El caso es que en este período el gobierno supuestamente opuesto al anterior se endeudó en más de 20 mil millones de dólares, postergó el pago de la deuda duplicando el precio de mercado de los bonos en cesación de pagos y se aviene ahora a firmar un acuerdo con el FMI que exigirá un ajuste más que drástico de la economía.
Nadie sensato puede desconocer la necesidad de un ajuste macroeconómico de proporciones sin precedentes -en este país que lo ha visto todo. Nadie sensato puede imaginar que eso podrá llevarlo a cabo el capital sin reacción social y sin estallido de los aparatos sindicales y políticos con los que todavía gobierna la burguesía.

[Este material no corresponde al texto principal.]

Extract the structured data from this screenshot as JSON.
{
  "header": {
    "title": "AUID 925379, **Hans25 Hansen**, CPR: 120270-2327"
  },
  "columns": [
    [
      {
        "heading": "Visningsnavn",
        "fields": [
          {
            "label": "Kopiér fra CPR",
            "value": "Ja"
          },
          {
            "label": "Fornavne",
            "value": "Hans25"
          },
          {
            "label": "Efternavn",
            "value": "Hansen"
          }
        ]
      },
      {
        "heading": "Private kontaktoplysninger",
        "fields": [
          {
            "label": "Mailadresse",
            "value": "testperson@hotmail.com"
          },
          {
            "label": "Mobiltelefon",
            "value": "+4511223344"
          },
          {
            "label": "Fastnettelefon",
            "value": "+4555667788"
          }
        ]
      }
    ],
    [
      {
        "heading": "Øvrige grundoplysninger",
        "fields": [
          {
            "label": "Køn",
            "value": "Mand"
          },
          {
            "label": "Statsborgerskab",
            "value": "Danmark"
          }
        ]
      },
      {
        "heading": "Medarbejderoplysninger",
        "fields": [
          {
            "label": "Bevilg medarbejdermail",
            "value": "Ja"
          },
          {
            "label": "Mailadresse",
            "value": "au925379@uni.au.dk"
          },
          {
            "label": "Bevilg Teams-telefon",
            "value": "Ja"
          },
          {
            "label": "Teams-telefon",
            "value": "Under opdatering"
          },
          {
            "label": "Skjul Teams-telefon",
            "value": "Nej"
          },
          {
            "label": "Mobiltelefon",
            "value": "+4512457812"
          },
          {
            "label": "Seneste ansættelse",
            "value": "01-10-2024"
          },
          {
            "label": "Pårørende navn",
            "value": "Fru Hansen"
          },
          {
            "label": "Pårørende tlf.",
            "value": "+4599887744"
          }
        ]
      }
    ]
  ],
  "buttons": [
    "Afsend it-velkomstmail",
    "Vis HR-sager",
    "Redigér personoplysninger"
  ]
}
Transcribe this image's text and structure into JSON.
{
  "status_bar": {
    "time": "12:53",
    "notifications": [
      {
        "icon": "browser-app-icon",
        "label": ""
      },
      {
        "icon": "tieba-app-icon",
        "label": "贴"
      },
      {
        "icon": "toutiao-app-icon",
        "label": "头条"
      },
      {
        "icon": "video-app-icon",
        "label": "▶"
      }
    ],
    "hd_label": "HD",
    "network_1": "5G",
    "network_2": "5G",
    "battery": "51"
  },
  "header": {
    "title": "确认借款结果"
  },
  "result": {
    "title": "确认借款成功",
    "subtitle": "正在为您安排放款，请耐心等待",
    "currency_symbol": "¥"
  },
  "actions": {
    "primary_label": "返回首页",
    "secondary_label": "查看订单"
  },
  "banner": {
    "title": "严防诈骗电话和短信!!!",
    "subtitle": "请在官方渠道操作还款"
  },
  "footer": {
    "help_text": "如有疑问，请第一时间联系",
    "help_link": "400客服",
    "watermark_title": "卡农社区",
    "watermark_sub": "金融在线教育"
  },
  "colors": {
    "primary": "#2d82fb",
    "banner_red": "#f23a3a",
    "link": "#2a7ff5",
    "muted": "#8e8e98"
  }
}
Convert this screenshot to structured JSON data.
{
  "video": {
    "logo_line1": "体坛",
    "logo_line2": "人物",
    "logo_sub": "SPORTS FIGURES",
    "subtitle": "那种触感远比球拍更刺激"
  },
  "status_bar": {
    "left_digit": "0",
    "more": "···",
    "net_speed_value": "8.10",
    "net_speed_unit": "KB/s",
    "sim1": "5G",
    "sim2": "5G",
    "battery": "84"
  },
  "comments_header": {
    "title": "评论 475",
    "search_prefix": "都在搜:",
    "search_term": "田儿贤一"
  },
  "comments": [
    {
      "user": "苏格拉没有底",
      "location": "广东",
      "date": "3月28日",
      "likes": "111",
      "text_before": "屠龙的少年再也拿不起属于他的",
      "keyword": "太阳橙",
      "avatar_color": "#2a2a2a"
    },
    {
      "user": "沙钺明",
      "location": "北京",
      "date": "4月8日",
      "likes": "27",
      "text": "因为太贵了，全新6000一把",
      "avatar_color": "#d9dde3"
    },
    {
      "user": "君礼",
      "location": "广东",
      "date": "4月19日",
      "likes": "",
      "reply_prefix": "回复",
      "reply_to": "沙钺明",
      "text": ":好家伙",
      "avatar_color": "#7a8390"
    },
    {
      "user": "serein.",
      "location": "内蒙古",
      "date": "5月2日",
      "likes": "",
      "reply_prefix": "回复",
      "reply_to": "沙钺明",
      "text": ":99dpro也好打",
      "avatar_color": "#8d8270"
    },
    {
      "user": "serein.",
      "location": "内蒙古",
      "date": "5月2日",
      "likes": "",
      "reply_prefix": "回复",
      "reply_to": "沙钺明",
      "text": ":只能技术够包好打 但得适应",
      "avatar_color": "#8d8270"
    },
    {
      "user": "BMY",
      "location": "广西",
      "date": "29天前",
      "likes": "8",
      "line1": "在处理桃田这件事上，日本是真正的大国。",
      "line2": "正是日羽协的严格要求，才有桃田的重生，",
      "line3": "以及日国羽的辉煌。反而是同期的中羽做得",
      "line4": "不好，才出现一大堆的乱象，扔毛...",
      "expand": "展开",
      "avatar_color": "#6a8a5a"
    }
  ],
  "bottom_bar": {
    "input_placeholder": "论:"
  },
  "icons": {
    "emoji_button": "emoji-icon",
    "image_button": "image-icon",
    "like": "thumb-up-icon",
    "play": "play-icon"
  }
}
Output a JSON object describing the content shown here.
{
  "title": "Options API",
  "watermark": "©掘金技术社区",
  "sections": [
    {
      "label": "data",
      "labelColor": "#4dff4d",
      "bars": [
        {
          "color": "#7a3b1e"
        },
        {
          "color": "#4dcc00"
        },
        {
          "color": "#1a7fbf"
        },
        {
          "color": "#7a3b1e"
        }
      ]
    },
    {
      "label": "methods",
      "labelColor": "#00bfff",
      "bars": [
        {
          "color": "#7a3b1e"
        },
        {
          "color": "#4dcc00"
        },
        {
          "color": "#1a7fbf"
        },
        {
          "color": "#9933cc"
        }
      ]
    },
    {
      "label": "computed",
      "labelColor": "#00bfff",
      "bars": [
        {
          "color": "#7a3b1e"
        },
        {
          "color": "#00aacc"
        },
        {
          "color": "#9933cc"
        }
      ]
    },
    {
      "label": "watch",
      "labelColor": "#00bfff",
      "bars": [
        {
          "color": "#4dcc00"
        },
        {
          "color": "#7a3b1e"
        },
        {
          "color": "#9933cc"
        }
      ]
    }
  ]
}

De aquí a marzo, para arreglar con el FMI una postergación de pagos, el gobierno está obligado a dar prueba de que puede evitar aumentos salariales, triplicar las tarifas de servicios públicos, adecuar el precio del dólar y frenar el déficit fiscal para detener la inflación que, prevista por el gobierno en 29% para 2021 y estimada por analistas más serios en un mínimo del 50%, con permanente amenaza de catapultarse a más de 100% y desembocar en hiperinflación. El desmelenado frente del gran capital con burgueses de medio rango y cúpulas sindicales, no se atreve a actuar según alguno de los endebles planes de contingencia que tiene en las sombras. Aguarda conteniendo el aliento, como una fiera acorralada.
Diciembre es, se sabe, un mes difícil para cualquier gobierno. Para éste será peor.